More than once, Santana caught Krohn’s ex in an inconsistency.

“She would say, ‘Wait a minute,’ and dig through the file,” recalls Krohn. “A little while later it would be, ‘Look, that’s not what you said before,’ and she would completely contradict him. She’s got the mind trap of an elephant.”

Like many family attorneys, Santana has had plenty of cases full of precious and painful moments. She represented a man whose ex-wife seemed to be taking extreme pains to keep him from his daughter. Then the ex went through a second divorce.

“I brought a motion to modify custody and to get her back with her dad, and he came in and testified that there was a plan to keep my client away from his daughter,” Santana says. “It was an extremely complicated, very high-conflict case with an eight-day trial that had 10 years of history involved. It was really dramatic.

“Now I get a Christmas card every year with a picture of [his family]. And when I see that I think: That’s why I do what I do.”


Her own family came about as a result of her military work. She was in Puerto Rico on leave before going on active duty in 1995 and met Daeger when he was training at the nearby Roosevelt “Rosey” Roads naval base. As it happened, Santana’s later officer basic course was at the University of Virginia—and Daeger was stationed in Virginia Beach.

The two married in 1996. When the couple was deciding where to live, Daeger lucked into the perfect day to sell his bride on Minnesota. “It was beautiful and sunny and not humid,” she says with a laugh. “We went to Lake Calhoun and I thought, ‘Oh, I love it here.’”

Santana and Daeger, a retired Minneapolis firefighter, live on Medicine Lake in Plymouth with their young son, Cyrus. When she’s not working, she runs, watches movies and spends time on the lake.

“I’m pretty sure we have the only pontoon boat on Medicine Lake with a Puerto Rican flag,” she says. “Running a firm, even with a partner as great as Laurie, takes an incredible amount of time and energy. So family time is precious to me.”

Santana has worked as a legal volunteer for the Hennepin County Family Court Services’ settlement program and with the legal clinics at Tubman, helping Spanish speakers who struggle with English. 

If Santana has a philosophy on practicing law, it’s this: Diagnose the problem, have a guiding policy, follow through with coherent action.
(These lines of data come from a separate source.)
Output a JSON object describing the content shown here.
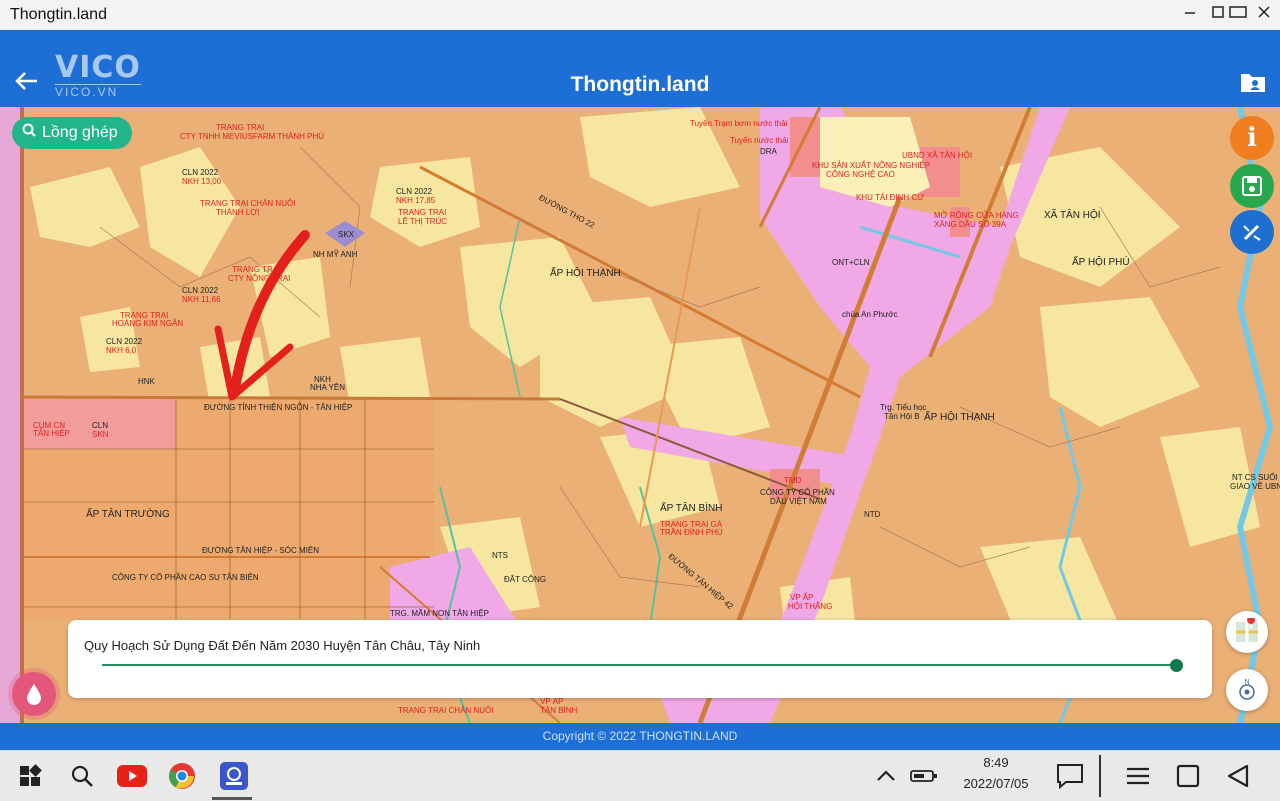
{
  "window": {
    "title": "Thongtin.land"
  },
  "app": {
    "logo_main": "VICO",
    "logo_sub": "VICO.VN",
    "title": "Thongtin.land"
  },
  "search": {
    "label": "Lồng ghép"
  },
  "panel": {
    "title": "Quy Hoạch Sử Dụng Đất Đến Năm 2030 Huyện Tân Châu, Tây Ninh",
    "opacity": 1.0
  },
  "footer": {
    "text": "Copyright © 2022 THONGTIN.LAND"
  },
  "taskbar": {
    "time": "8:49",
    "date": "2022/07/05"
  },
  "colors": {
    "appbar": "#1d6fd6",
    "accent_green": "#23b58a",
    "info_orange": "#f07d1e",
    "save_green": "#27a84f",
    "edit_blue": "#1e6fd0"
  },
  "icons": [
    "back-arrow-icon",
    "folder-icon",
    "search-icon",
    "info-icon",
    "save-icon",
    "edit-icon",
    "map-layer-icon",
    "compass-icon",
    "drop-icon",
    "start-icon",
    "search-icon",
    "youtube-icon",
    "chrome-icon",
    "app-icon",
    "chevron-up-icon",
    "battery-icon",
    "message-icon",
    "menu-icon",
    "square-icon",
    "back-triangle-icon"
  ],
  "map": {
    "labels": [
      {
        "text": "TRANG TRẠI",
        "red": true
      },
      {
        "text": "CTY TNHH MEVIUSFARM THÀNH PHÚ",
        "red": true
      },
      {
        "text": "CLN 2022",
        "red": false
      },
      {
        "text": "NKH 13,00",
        "red": true
      },
      {
        "text": "TRANG TRẠI CHĂN NUÔI",
        "red": true
      },
      {
        "text": "THÀNH LỢI",
        "red": true
      },
      {
        "text": "CLN 2022",
        "red": false
      },
      {
        "text": "NKH 17,85",
        "red": true
      },
      {
        "text": "TRANG TRẠI",
        "red": true
      },
      {
        "text": "LÊ THỊ TRÚC",
        "red": true
      },
      {
        "text": "SKX",
        "red": false
      },
      {
        "text": "NH MỸ ANH",
        "red": false
      },
      {
        "text": "CLN 2022",
        "red": false
      },
      {
        "text": "NKH 11,66",
        "red": true
      },
      {
        "text": "TRANG TRẠI",
        "red": true
      },
      {
        "text": "CTY NÔNG TRẠI",
        "red": true
      },
      {
        "text": "TRANG TRẠI",
        "red": true
      },
      {
        "text": "HOÀNG KIM NGÂN",
        "red": true
      },
      {
        "text": "CLN 2022",
        "red": false
      },
      {
        "text": "NKH 6,0",
        "red": true
      },
      {
        "text": "HNK",
        "red": false
      },
      {
        "text": "NKH",
        "red": false
      },
      {
        "text": "NHA YÊN",
        "red": false
      },
      {
        "text": "ĐƯỜNG TỈNH THIỆN NGÔN - TÂN HIỆP",
        "red": false
      },
      {
        "text": "CỤM CN",
        "red": true
      },
      {
        "text": "TÂN HIỆP",
        "red": true
      },
      {
        "text": "CLN",
        "red": false
      },
      {
        "text": "SKN",
        "red": true
      },
      {
        "text": "ẤP TÂN TRƯỜNG",
        "red": false
      },
      {
        "text": "ĐƯỜNG TÂN HIỆP - SÓC MIÊN",
        "red": false
      },
      {
        "text": "CÔNG TY CỔ PHẦN CAO SU TÂN BIÊN",
        "red": false
      },
      {
        "text": "ĐƯỜNG THO 22",
        "red": false
      },
      {
        "text": "ẤP HỘI THẠNH",
        "red": false
      },
      {
        "text": "Tuyến Trạm bơm nước thải",
        "red": true
      },
      {
        "text": "Tuyến nước thải",
        "red": true
      },
      {
        "text": "DRA",
        "red": false
      },
      {
        "text": "KHU SẢN XUẤT NÔNG NGHIỆP",
        "red": true
      },
      {
        "text": "CÔNG NGHỆ CAO",
        "red": true
      },
      {
        "text": "KHU TÁI ĐỊNH CƯ",
        "red": true
      },
      {
        "text": "UBND XÃ TÂN HỘI",
        "red": true
      },
      {
        "text": "MỞ RỘNG CỬA HÀNG",
        "red": true
      },
      {
        "text": "XĂNG DẦU SỐ 39A",
        "red": true
      },
      {
        "text": "XÃ TÂN HỘI",
        "red": false
      },
      {
        "text": "ẤP HỘI PHÚ",
        "red": false
      },
      {
        "text": "chùa An Phước",
        "red": false
      },
      {
        "text": "ONT+CLN",
        "red": false
      },
      {
        "text": "Trg. Tiểu học",
        "red": false
      },
      {
        "text": "Tân Hội B",
        "red": false
      },
      {
        "text": "ẤP HỘI THẠNH",
        "red": false
      },
      {
        "text": "TMD",
        "red": true
      },
      {
        "text": "CÔNG TY CỔ PHẦN",
        "red": false
      },
      {
        "text": "DẦU VIỆT NAM",
        "red": false
      },
      {
        "text": "ẤP TÂN BÌNH",
        "red": false
      },
      {
        "text": "TRANG TRẠI GÀ",
        "red": true
      },
      {
        "text": "TRẦN ĐÌNH PHÚ",
        "red": true
      },
      {
        "text": "ĐƯỜNG TÂN HIỆP 42",
        "red": false
      },
      {
        "text": "NTD",
        "red": false
      },
      {
        "text": "NTS",
        "red": false
      },
      {
        "text": "ĐẤT CÔNG",
        "red": false
      },
      {
        "text": "TRG. MẦM NON TÂN HIỆP",
        "red": false
      },
      {
        "text": "VP ẤP",
        "red": true
      },
      {
        "text": "HỘI THẮNG",
        "red": true
      },
      {
        "text": "NT CS SUỐI DÂY",
        "red": false
      },
      {
        "text": "GIAO VỀ UBND HUYỆN",
        "red": false
      },
      {
        "text": "TRANG TRẠI CHĂN NUÔI",
        "red": true
      },
      {
        "text": "VP ẤP",
        "red": true
      },
      {
        "text": "TÂN BÌNH",
        "red": true
      }
    ]
  }
}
“On Sunday night, when I’m thinking about what the week will look like, I go, ‘OK, what’s waiting for me?’” she says. “Because you never know. You have to be the type of person who can deal with change in real time. And you have to be passionate and committed to it. Because if you’re not, I just don’t know how you can do this work.”



Relief for Puerto Rico

Santana grew up in an environment where family was everything: Scores of cousins, aunts, uncles and others were a fixture in her life. “We did everything together,” she recalls of her cousins. “It was a vibrant, rich childhood.”
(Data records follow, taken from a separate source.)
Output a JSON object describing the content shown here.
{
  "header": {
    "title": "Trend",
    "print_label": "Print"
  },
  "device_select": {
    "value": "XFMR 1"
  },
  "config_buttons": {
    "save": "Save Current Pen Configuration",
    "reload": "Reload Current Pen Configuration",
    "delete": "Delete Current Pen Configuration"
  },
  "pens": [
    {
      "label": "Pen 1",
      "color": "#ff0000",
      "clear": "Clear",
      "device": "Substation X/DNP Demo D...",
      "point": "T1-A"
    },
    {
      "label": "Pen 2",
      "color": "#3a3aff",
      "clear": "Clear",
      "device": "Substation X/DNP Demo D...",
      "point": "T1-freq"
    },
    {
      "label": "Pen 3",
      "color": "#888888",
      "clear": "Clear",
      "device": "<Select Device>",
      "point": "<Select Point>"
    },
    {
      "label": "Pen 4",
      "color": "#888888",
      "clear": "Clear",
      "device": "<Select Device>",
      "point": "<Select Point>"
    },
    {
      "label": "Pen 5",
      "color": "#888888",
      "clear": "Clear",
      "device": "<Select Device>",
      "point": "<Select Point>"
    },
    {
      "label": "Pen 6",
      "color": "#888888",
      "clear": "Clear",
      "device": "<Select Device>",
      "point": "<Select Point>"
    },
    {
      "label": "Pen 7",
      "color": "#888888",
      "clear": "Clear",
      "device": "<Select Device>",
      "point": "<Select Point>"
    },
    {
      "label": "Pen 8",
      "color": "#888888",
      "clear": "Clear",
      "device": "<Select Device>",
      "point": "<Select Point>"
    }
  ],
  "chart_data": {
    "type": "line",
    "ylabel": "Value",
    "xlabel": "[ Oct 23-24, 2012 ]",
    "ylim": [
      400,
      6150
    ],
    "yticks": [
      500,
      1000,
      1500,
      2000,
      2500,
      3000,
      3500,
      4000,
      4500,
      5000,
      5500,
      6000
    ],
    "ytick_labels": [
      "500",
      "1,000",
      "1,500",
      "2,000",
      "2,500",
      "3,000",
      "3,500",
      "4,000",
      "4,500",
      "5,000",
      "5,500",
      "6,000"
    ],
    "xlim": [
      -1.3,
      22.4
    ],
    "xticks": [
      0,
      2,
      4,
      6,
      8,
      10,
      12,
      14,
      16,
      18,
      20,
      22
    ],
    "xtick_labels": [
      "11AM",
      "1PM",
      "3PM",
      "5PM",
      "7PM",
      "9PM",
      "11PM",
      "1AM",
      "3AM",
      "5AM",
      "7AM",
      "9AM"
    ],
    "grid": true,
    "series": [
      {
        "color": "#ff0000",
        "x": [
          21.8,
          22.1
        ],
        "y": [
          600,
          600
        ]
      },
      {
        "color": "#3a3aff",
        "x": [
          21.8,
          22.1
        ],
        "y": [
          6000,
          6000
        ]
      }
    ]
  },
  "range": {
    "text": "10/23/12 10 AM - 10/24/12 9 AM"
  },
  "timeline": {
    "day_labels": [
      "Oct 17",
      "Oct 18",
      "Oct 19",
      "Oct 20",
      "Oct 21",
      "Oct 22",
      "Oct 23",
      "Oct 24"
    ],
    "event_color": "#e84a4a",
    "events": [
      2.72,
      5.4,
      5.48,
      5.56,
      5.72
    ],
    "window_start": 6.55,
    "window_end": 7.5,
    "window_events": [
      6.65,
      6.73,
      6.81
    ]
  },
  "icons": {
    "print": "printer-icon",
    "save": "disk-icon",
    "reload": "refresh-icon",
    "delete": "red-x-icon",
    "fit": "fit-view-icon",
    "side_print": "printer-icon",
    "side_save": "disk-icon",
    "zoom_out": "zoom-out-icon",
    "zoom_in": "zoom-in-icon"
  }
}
While Santana has lived in the Twin Cities since 2000, all of her family apart from one sister is still in Puerto Rico—and they, like millions of their neighbors, suffered at the hands of Hurricane Maria in late 2017.

The deadliest hurricane on record in that part of the world, Maria caused catastrophic damage and numerous fatalities across the northeastern Caribbean. On Puerto Rico, it left 3.4 million without electricity or clean water. Death toll estimates range in the thousands.
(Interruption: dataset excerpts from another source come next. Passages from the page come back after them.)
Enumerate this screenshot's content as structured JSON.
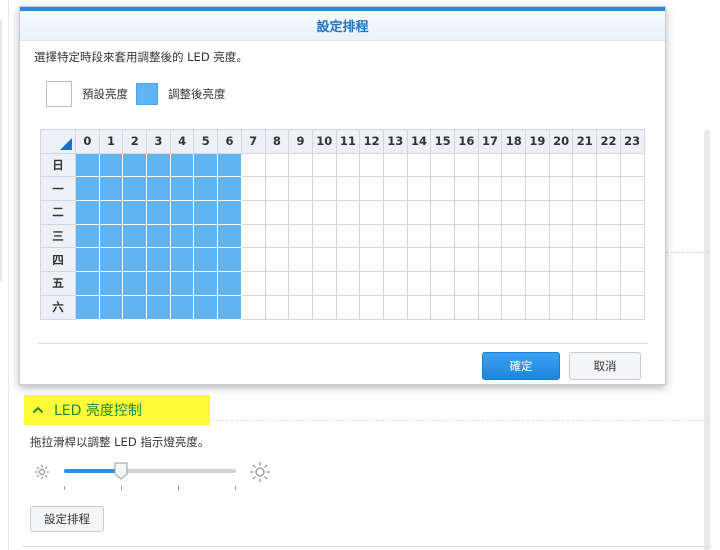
{
  "dialog": {
    "title": "設定排程",
    "description": "選擇特定時段來套用調整後的 LED 亮度。",
    "legend": {
      "default_label": "預設亮度",
      "adjusted_label": "調整後亮度"
    },
    "hours": [
      "0",
      "1",
      "2",
      "3",
      "4",
      "5",
      "6",
      "7",
      "8",
      "9",
      "10",
      "11",
      "12",
      "13",
      "14",
      "15",
      "16",
      "17",
      "18",
      "19",
      "20",
      "21",
      "22",
      "23"
    ],
    "days": [
      "日",
      "一",
      "二",
      "三",
      "四",
      "五",
      "六"
    ],
    "schedule_on_hours": [
      0,
      1,
      2,
      3,
      4,
      5,
      6
    ],
    "ok_label": "確定",
    "cancel_label": "取消"
  },
  "section": {
    "title": "LED 亮度控制"
  },
  "slider": {
    "description": "拖拉滑桿以調整 LED 指示燈亮度。",
    "value_fraction": 0.33
  },
  "schedule_button_label": "設定排程",
  "colors": {
    "accent": "#1e8ae0",
    "cell_on": "#5fb5f3",
    "highlight": "#fdfb37",
    "section_title": "#1f8a3b"
  }
}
“It’s had a devastating effect,” she says. “People are standing in line for three hours to get water. One of my mom’s uncles died of a heart attack, and we suspect it was because he couldn’t escape the heat.

“My mother, who is a strong, professional woman, called me to say, ‘I don’t know where I’m going to get money to buy food because the banks are all closed.’ It killed me to get a desperate phone call from the woman who has always been the rock in our family.”

Apart from assisting her own family, Santana has become involved with broader relief efforts, lending her support to Coalición de Boricuas en Minnesota, a nonprofit community organization that focuses on relief work in Puerto Rico. Last October, she attended a CLE event put on by the Minnesota chapter of the American Academy of Matrimonial Lawyers, where they let her do some fundraising. “It was incredible—I got a lot of support from colleagues,” Santana says. 

“I’ve found that if you just take a minute to talk about it, people want to help.”